The most extreme example of risk transfer for unforeseeable physical conditions is once again in Romania, where the wording of the Silver Book has replaced Sub-Clause 4.7 of the Yellow Book for public work contracts in the road sector.
Errors in the Employer’s Requirements
Instead of tackling errors in the Employer’s Requirements by improving the quality of the project documentation, some employers have chosen simply to adopt the regime of design responsibility of the Silver Book by allocating that risk to the Contractor. The problem is that they did so without allowing sufficient time at tender stage and certainly without accepting the cost premium attached to this significant risk.
Cap on adjustments to the Contract Price
To obtain almost a guarantee of certainty with the Contract Price, the Romanian Government went as far as including a cap on any adjustment to the Contract Price, save for adjustments resulting from changes in legislation under Sub-Clause 13.7 and changes in costs under Sub-Clause 13.8 (if the Contract include a price escalation mechanism). Its form of contract provided that the Contract Price shall not be increased by more than 10% of the Accepted Contract Amount, meaning that any payment of variations instructed by the Engineer will be capped to that level.

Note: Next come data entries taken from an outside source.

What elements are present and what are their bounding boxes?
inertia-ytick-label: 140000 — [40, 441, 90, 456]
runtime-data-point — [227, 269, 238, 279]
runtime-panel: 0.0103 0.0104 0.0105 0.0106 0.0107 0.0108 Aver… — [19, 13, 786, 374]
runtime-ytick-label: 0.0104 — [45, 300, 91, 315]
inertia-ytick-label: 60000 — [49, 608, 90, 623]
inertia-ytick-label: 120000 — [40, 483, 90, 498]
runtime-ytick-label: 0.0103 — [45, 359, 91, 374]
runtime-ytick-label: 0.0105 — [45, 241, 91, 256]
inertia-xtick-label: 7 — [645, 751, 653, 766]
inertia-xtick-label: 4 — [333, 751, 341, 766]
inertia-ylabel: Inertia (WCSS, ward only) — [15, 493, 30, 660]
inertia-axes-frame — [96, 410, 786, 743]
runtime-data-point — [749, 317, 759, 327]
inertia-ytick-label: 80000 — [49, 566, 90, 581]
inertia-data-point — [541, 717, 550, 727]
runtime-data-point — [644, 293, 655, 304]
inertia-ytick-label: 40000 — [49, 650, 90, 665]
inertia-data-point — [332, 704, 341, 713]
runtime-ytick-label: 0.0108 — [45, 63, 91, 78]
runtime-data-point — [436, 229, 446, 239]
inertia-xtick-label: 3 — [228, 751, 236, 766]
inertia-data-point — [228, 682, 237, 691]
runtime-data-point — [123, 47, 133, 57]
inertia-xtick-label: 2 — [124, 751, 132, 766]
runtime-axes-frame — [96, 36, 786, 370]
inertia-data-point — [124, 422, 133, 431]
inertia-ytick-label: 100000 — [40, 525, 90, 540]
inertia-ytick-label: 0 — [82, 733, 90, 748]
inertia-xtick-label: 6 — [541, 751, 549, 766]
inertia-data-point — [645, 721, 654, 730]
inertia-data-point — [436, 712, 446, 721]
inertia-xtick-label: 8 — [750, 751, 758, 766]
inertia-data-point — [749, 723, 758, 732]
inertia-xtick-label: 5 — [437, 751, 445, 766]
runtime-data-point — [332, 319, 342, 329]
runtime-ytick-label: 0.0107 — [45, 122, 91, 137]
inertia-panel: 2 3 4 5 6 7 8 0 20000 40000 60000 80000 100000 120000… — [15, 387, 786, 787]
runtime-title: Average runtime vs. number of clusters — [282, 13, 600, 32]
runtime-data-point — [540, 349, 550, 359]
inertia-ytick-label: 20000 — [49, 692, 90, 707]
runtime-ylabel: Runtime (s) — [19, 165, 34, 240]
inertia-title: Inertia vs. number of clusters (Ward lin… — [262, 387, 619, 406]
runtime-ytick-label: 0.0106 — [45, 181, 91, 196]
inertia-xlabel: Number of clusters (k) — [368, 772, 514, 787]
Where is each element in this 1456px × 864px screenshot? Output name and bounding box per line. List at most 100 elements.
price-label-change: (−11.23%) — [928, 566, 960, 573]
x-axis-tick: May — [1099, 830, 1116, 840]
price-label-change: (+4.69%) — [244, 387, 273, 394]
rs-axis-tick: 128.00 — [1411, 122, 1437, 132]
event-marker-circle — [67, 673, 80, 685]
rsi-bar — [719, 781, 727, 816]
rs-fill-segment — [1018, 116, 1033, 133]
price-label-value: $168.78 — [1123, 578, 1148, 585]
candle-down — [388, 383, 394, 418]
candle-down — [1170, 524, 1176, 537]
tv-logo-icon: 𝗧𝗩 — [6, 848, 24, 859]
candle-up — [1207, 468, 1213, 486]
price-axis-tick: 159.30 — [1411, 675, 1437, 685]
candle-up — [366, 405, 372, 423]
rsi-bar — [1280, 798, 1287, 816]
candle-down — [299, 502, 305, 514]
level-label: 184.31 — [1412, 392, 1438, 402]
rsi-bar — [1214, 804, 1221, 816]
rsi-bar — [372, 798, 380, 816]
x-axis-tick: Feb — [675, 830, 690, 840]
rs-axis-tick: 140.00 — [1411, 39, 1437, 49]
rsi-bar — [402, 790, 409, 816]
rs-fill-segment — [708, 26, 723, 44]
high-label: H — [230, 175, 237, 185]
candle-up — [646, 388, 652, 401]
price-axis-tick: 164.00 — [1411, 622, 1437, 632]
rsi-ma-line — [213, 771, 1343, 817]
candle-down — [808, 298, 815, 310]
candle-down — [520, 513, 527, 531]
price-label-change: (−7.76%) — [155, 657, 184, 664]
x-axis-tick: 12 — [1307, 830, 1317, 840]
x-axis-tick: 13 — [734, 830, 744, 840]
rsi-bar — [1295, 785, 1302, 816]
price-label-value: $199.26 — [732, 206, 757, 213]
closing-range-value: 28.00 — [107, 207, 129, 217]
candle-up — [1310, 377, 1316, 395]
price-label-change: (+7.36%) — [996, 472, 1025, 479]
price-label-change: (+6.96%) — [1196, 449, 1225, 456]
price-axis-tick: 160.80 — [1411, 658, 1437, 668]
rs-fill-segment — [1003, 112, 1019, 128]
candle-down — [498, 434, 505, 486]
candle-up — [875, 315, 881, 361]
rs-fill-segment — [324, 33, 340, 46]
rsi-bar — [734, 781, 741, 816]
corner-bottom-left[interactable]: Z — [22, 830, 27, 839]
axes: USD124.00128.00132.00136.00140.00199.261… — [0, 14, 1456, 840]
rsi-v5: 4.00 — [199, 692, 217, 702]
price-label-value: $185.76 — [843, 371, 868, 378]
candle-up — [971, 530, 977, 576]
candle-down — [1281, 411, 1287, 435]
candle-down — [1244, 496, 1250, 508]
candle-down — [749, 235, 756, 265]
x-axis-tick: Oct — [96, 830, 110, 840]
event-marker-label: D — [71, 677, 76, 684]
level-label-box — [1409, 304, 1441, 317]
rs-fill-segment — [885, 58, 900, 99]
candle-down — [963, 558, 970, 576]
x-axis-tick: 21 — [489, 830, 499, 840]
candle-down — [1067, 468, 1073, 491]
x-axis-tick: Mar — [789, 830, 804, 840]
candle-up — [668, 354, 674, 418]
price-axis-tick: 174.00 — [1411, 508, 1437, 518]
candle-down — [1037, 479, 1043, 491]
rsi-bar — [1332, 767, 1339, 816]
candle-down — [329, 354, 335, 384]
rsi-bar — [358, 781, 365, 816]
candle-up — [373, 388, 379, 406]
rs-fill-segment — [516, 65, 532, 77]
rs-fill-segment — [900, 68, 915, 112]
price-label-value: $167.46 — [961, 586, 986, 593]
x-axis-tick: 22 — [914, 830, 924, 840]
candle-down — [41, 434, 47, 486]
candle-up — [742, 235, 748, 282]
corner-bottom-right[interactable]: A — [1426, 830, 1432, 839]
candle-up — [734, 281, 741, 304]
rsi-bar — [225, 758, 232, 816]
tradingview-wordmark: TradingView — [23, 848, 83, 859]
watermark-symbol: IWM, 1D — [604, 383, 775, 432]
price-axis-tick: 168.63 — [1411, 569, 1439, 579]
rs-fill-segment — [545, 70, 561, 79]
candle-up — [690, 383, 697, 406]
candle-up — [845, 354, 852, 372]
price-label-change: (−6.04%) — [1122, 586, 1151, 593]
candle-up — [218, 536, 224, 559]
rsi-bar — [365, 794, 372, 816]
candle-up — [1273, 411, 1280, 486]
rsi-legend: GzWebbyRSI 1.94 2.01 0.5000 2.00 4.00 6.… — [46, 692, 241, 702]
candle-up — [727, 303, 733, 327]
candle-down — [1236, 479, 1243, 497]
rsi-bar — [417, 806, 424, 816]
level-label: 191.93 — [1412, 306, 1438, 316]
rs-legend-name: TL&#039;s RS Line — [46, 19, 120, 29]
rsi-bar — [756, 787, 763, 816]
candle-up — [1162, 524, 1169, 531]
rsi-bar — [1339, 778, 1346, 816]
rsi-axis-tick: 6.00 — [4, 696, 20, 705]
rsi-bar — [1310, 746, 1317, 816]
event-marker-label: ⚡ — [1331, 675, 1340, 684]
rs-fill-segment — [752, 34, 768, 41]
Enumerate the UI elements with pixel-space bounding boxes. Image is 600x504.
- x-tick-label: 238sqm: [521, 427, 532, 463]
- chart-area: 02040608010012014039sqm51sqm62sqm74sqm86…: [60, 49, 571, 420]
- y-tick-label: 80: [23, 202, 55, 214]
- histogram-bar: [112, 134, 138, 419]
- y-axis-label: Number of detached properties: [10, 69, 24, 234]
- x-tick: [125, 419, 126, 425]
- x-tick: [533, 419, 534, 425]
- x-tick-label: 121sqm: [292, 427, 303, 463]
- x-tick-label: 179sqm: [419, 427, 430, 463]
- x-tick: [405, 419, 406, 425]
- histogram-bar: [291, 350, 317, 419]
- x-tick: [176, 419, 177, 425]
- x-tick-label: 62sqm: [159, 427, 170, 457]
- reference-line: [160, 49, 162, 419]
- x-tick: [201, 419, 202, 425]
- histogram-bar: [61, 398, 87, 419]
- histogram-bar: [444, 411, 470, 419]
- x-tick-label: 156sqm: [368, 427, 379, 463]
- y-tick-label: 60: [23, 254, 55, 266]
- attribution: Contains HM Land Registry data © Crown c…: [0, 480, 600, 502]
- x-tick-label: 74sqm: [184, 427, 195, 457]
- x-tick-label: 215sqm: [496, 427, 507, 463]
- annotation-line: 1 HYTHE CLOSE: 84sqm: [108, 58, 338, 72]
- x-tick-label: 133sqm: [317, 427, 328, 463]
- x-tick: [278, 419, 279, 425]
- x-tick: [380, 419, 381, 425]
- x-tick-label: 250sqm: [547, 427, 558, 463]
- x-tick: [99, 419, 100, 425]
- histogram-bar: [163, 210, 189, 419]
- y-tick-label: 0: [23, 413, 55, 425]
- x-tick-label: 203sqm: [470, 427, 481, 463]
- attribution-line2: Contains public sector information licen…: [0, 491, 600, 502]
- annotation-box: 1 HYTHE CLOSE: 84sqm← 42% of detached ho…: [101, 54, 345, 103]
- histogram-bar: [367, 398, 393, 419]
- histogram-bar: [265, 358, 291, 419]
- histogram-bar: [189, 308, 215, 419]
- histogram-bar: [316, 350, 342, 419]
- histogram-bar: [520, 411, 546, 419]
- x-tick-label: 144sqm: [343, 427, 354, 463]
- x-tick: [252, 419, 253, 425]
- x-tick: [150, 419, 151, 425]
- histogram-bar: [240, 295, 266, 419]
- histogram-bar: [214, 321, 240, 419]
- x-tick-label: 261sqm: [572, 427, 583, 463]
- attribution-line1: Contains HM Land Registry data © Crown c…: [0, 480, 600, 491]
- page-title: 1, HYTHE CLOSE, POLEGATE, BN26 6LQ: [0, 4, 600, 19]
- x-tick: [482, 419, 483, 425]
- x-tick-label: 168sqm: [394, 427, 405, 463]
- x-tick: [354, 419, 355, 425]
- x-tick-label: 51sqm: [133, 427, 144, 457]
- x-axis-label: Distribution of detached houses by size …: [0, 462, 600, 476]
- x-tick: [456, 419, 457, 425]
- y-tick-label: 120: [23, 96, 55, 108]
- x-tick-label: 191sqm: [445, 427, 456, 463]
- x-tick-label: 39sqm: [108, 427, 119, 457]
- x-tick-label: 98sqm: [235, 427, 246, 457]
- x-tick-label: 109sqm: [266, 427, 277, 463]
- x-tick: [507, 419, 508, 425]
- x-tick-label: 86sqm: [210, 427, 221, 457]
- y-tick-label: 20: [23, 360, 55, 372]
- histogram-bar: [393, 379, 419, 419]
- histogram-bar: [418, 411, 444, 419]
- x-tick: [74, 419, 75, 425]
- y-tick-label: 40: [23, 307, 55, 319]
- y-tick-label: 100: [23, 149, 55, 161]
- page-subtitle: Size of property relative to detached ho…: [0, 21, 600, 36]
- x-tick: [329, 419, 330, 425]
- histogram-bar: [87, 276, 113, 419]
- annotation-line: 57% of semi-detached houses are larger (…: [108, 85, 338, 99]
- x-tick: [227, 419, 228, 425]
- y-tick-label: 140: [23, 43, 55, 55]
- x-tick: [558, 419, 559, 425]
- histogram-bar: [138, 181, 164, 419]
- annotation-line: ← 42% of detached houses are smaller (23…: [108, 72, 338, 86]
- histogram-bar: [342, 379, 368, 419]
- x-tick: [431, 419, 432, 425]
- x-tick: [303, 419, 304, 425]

Admittedly, the Employer’s clear objective in some CEE countries is to obtain a higher degree of certainty. This is because many public works projects in those countries rely on EU financing (frequently in the region of 75-85% of the original Contract Price) and very limited state funds exist to finance a cost overrun on these projects.
However, some CEE countries may have taken that objective a step too far. For example, the Romanian government’s approach has attracted a great deal of attention among contractors bidding for highways work in the region, and, beyond Romania, there is a growing trend for significant risks, traditionally borne by the Employer under the FIDIC Yellow Book, to be transferred to the Contractor.
I would argue that this trend calls for a rapid change in EU secondary legislation to ensure that EU-financed contracts reflect FIDIC’s principles of balanced risk sharing.